The planned high speed rail project to link London to Birmingham from 2026 with extensions to Manchester and Leeds via Sheffield due to be finished by 2032 has hit the headlines in the UK once more.
The Institute of Directors (IoD), a business lobby group, has beseeched the government to quit high-speed rail project which has polarised the population. An IoD survey of its members showed that HS2 is not at all popular with UK businesses with the The IoD’s director general, Simon Walker, describing the project as “one grand folly”.
Not the least of peoples concerns over the project is the £42.6bn price tag the government has attached to it, while the Institute of Economic Affairs has predicted the final cost could rise to more than £80bn (something I’m inclined to agree with when it comes to governmental spending predictions).
One of Mr Walker’s more astute criticisms is that the cost-benefit analysis was conducted at a time when a newspaper was a more common sight on the train than a laptop, when, unless you could carry a filing cabinet on your back, the train was as far removed from your office as the garden shed.
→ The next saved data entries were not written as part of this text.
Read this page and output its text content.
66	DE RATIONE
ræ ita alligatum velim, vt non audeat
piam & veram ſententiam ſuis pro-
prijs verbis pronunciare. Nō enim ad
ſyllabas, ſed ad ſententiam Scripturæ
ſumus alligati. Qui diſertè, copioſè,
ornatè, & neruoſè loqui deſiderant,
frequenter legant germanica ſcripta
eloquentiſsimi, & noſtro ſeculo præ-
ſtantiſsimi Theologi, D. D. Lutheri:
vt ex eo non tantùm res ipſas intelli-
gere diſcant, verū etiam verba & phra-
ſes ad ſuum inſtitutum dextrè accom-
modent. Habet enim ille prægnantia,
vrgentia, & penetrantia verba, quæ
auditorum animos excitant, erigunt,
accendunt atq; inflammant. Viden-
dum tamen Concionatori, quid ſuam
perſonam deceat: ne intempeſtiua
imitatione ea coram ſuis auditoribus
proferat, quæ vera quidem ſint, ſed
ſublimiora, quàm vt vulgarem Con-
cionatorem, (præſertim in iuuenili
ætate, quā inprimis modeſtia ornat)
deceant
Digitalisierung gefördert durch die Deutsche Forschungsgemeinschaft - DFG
This is no longer the case. Despite some backward looking big firms that should know better we are moving to a world where the office is whereever there is wi-fi and the commute is just another part of the working day, along with the business lunch and the breakfast briefing.
Walker’s comments do raise the question that if things have changed to such an extent (and it seems still are changing as this the pro-HS2 vote is down 13pp from a similar survey conducted in August 2011) where will we be in 2032 when these long-term projects are finally completed?
Are we investing in something that, like the eerie Chinese ghost cities, will stand empty and unused once the final payment has been made, as the march of progress moves us faster than the HS2’s paltry 300km/h?